Penghargaan sama diraih kembali pada tahun 1993. Karena dinilai berhasil memberi kesempatan belajar pada jutaan anak negeri, Presiden Soeharto memperoleh penghargaan Avicenna Award dari UNESCO.

Avicenna Medals ini memiliki peringkat tertinggi bagi UNESCO. Salah satu keberhasilan SD Inpres menyabet penghargaan itu karena dinilai mampu menekan angka buta huruf.

Baca Juga:

SD Inpres Riwayatmu Kini

Menurut data Sensus 1971, dari jumlah penduduk 80 juta jiwa, Indonesia masih memiliki 39,1 persen penduduk usia 10 tahun ke atas yang berstatus buta huruf.

Data Sensus 1980, menunjukkan prosentase itu menurun menjadi 28,8 persen. Hingga sensus tahun 1990, angka buta huruf terus ditekan hingga hanya sekitar 15,9 persen.

Presiden Soeharto dalam pengembangan pendidikan dinilai berhasil mengangkat harkat anak-anak Indonesia. Tercatat, anak usia 6 sampai dengan 12 tahun di negeri ini, yang menikmati pendidikan mencapai 97 persen.

Medio Oktober tahun 2019, Ekonom AS, Esther Duflo, berhasil meraih Penghargaan Nobel. Nobel Economics Prize dari Royal Swedish Academy of Sciences, diraihnya pada Senin (14/10/2019).

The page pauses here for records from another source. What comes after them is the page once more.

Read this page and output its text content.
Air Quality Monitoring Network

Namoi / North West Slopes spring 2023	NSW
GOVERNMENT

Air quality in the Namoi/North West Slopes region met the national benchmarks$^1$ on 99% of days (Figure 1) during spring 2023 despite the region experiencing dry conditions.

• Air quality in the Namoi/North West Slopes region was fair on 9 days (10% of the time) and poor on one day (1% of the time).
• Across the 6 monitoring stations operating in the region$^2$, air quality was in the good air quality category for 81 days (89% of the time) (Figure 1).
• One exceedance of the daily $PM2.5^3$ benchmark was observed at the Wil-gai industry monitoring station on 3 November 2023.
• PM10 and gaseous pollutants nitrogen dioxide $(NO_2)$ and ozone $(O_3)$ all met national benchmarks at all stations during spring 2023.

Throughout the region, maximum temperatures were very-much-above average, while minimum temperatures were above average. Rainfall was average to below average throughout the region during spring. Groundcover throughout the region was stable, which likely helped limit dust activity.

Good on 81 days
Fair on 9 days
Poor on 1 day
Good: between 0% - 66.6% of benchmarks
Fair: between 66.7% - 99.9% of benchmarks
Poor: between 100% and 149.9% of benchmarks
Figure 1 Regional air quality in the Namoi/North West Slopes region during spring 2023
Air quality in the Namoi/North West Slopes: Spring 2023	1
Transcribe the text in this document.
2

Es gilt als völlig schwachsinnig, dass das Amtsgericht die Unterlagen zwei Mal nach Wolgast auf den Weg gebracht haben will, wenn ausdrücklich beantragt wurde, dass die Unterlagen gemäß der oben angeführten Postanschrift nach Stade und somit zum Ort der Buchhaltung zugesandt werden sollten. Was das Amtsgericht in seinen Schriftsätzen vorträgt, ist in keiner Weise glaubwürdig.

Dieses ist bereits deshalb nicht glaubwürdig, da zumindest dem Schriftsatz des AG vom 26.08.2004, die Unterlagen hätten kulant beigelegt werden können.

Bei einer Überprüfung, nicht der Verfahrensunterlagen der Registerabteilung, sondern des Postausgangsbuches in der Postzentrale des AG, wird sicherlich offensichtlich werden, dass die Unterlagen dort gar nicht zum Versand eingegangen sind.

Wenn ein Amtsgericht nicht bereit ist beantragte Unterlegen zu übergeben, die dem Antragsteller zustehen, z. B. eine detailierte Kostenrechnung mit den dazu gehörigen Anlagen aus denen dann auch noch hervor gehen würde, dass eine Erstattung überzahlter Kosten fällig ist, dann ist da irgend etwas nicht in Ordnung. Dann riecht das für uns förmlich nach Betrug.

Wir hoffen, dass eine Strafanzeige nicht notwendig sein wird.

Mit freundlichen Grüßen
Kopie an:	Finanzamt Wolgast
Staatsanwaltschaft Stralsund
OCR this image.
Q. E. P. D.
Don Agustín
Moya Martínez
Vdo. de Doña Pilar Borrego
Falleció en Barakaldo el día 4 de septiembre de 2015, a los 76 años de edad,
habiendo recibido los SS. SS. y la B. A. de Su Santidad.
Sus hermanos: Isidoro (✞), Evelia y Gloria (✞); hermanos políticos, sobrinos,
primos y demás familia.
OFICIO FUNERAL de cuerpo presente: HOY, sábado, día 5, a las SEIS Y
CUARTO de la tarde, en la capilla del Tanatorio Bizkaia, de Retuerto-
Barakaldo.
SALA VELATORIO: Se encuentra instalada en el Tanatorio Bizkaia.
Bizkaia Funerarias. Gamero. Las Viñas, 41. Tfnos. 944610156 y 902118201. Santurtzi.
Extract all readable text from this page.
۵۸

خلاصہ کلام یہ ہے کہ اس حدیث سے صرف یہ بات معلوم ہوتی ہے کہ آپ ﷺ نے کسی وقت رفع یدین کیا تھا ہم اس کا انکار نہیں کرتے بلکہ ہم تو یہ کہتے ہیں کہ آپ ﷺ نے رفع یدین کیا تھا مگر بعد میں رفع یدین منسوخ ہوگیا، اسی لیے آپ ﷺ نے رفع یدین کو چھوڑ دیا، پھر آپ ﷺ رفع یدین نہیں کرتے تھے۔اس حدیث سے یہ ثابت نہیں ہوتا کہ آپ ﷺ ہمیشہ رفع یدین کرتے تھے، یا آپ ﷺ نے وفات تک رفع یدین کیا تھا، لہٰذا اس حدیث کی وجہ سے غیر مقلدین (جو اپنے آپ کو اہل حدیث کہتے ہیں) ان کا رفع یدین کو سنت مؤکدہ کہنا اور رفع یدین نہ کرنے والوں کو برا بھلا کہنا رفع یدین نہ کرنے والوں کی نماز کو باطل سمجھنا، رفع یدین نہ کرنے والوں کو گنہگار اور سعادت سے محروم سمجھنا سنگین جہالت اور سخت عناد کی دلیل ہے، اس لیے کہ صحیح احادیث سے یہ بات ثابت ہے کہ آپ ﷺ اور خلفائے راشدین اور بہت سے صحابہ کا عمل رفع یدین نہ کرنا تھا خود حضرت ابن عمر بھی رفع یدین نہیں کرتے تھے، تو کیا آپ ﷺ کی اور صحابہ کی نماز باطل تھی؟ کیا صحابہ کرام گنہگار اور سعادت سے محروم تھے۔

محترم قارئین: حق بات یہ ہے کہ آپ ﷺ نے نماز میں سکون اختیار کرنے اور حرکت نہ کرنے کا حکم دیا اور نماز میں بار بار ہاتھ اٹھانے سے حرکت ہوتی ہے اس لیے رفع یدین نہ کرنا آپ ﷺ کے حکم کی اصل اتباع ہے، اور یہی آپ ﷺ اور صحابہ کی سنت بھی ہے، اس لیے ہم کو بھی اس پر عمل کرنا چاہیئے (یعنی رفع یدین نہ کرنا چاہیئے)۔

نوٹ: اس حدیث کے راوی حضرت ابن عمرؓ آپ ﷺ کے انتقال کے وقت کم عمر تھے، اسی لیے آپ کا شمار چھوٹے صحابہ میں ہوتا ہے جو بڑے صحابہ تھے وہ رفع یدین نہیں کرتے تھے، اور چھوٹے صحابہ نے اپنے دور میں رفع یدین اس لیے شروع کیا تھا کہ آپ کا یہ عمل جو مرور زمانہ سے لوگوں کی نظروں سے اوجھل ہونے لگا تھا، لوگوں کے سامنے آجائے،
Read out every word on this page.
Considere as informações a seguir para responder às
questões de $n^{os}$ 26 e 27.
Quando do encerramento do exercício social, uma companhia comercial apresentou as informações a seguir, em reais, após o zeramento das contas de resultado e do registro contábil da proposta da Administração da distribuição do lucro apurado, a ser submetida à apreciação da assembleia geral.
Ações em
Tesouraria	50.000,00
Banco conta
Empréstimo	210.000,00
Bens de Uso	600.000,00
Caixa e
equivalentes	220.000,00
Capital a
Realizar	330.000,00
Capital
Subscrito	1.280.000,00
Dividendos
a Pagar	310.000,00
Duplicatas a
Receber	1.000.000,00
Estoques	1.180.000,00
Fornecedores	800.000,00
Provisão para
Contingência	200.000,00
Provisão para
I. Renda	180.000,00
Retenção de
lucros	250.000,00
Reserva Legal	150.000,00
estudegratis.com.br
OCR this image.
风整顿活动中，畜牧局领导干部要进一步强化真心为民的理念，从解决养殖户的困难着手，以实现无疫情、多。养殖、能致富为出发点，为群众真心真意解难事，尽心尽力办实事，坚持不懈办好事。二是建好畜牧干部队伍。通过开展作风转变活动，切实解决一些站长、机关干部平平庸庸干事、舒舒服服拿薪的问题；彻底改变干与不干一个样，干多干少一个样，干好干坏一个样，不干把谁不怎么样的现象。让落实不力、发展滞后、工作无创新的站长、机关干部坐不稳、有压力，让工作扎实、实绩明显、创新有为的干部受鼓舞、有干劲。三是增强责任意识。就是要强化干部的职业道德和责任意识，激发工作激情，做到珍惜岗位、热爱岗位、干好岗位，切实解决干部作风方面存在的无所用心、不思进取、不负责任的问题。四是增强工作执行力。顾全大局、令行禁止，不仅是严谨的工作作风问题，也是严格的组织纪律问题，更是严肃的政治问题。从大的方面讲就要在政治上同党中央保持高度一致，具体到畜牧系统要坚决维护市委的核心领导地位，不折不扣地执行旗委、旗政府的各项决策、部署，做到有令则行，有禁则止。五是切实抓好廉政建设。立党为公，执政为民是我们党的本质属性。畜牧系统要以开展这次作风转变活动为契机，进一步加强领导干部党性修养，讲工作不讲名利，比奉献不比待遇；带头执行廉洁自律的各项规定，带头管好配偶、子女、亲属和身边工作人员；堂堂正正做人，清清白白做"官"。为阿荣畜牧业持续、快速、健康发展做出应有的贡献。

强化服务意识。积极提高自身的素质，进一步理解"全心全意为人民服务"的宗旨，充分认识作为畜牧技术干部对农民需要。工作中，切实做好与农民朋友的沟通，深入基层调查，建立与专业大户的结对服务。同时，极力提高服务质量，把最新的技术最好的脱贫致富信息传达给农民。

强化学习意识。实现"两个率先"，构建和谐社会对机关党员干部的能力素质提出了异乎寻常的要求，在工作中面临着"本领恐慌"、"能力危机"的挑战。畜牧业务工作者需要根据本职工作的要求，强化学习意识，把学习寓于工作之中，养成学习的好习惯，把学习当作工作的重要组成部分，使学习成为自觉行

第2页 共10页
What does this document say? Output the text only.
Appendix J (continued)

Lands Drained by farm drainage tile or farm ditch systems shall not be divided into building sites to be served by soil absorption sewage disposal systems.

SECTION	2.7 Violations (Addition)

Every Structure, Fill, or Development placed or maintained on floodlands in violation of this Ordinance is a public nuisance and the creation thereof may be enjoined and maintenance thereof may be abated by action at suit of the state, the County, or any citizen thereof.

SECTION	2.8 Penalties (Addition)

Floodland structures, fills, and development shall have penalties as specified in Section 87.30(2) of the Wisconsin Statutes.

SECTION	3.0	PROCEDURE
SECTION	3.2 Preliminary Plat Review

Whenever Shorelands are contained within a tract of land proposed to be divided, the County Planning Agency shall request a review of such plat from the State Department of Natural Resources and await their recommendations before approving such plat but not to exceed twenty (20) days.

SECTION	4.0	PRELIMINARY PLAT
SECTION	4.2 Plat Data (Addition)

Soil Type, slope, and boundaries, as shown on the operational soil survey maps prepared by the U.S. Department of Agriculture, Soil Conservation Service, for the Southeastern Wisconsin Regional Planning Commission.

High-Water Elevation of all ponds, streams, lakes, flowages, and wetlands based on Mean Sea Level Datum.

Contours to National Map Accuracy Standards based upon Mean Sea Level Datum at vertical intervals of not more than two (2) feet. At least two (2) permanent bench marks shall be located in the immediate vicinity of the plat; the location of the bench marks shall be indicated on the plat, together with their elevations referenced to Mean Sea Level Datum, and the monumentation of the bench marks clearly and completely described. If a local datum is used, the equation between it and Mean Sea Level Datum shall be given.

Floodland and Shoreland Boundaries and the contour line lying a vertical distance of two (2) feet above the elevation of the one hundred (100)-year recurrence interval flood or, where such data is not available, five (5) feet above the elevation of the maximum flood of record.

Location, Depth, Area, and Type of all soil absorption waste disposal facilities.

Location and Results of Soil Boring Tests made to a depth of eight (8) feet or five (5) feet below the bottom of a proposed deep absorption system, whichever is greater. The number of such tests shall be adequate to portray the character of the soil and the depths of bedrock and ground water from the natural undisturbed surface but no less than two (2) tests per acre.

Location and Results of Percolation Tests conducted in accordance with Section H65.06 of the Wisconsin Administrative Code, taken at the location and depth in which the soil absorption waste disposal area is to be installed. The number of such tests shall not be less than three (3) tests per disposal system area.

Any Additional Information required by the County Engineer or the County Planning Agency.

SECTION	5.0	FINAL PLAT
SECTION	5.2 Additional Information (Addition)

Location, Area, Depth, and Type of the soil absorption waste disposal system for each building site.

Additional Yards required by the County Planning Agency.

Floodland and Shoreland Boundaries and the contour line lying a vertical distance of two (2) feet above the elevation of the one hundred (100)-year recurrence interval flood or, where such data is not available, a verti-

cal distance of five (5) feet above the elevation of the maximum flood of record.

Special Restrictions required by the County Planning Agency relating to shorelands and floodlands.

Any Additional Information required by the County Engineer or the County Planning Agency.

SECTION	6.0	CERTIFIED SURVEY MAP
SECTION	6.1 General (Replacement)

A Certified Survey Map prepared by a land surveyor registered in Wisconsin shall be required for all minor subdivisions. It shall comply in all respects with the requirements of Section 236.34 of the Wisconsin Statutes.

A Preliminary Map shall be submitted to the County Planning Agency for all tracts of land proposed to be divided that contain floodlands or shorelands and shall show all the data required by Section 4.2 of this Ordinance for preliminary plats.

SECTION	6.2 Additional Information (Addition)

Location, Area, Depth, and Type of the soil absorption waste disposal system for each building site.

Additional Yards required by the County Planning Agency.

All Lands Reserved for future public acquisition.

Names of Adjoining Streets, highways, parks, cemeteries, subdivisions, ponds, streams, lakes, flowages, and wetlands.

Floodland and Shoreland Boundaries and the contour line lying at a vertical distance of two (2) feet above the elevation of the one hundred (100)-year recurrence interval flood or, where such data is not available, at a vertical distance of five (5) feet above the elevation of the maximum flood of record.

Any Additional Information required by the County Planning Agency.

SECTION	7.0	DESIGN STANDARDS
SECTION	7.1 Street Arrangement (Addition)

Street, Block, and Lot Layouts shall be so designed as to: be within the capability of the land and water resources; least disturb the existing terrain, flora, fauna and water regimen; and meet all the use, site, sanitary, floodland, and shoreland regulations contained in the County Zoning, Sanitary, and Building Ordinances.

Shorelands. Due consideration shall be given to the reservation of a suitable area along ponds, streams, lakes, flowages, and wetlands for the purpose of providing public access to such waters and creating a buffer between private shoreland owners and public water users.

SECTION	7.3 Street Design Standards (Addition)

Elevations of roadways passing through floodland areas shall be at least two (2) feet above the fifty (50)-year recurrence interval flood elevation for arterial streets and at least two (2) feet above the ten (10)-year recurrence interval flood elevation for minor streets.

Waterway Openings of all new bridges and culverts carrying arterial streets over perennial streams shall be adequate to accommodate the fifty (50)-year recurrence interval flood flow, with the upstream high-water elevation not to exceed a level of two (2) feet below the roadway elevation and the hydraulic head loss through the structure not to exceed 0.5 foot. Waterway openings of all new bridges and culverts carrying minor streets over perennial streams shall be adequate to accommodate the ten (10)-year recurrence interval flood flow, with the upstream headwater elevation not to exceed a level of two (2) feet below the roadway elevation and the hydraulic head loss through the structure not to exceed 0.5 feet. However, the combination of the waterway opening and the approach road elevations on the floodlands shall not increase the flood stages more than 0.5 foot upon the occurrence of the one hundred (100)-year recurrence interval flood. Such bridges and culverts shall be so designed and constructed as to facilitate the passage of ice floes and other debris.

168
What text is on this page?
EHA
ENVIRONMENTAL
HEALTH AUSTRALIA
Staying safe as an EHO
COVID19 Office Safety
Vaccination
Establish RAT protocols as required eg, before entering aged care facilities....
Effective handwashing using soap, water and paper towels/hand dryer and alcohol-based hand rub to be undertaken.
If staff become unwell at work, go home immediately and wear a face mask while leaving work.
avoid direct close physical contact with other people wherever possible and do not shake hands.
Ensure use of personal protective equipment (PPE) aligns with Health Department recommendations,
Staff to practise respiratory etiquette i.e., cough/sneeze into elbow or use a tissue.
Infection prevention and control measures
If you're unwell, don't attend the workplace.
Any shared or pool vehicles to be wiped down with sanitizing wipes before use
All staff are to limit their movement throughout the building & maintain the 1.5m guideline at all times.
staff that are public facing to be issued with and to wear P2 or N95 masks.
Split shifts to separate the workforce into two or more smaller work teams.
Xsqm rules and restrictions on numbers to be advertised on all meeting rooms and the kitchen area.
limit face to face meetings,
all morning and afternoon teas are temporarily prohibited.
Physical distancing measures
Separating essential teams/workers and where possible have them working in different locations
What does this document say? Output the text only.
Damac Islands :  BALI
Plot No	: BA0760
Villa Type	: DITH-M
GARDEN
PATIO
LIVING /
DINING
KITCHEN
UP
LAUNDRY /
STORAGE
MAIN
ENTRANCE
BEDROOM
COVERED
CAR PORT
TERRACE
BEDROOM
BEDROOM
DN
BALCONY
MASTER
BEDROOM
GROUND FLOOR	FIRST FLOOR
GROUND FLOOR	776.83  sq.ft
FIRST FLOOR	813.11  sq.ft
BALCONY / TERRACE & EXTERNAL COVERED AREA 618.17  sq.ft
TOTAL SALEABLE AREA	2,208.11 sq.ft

Keberhasilan Duflo menyabet penghargaan bergengsi itu. Lantaran meneliti salah satu kebijakan Soeharto. Yakni kebijakan orba yang dituang dalam Inpres 10/1973 terkait pembangunan SD Inpres di Indonesia!

Perempuan berusia 46 tahun ini adalah tokoh termuda yang memenangkan Nobel selama 50 tahun terakhir dan merupakan perempuan pertama.

Ia menggunakan variasi sekolah yang dihasilkan oleh SD Inpres sebagai variabel instrumental. Ke dampak pendidikan pada upah.

Duflo mendapat kesimpulan bahwa kebijakan ini sukses 'meningkatkan' ekonomi. Bahkan pengembalian ekonomi sekitar 6,8% hingga 10,6%.

Dalam abstraksinya ia menjelaskan penelitian ini berbasis realita lapangan yang terjadi di Indonesia. Sepanjang tahun 1973 hingga tahun 1978. Tercatat saat itu Indonesia membangun sekitar 61.000 SD Inpres. 

Duflo mengevaluasi efek dari program ini pada pendidikan dan upah. Ia menggabungkan perbedaan antar daerah dalam jumlah sekolah yang dibangun. Dengan perbedaan antar kelompok yang disebabkan waktu program.

Dalam risetnya, Duflo menunjukkan bahwa pembangunan SD Inpres menyebabkan perubahan signifikan khususnya dalam meningkatkan pendidikan dan pendapatan. Anak-anak usia 2 hingga 6 tahun di 1974 menerima 0,12 hingga 0,19 tahun lebih banyak pendidikan. Untuk setiap sekolah yang dibangun per 1.000 anak di wilayah kelahiran mereka.

Penelitian Duflo diterbitkan pada Agustus tahun 2000. Dengan judul 'Schooling and Labor Market Consequences of School Construction in Indonesia: Evidence From an Unusual Policy Experiment atau 'Konsekuensi Sekolah dan Pasar Tenaga Kerja dari Pembangunan Sekolah di Indonesia: Bukti dari Eksperimen Kebijakan yang Tidak Biasa.'

Kebijakan SD Inpres buah tangan dari teknokrat Widjodjo Nitisastro. Sayang, meski menelurkan ide SD Inpres, begawa ekonom Indonesia ini tidak mendapat Nobel di bidang ekonomi. Tetapi justru Ekonom AS.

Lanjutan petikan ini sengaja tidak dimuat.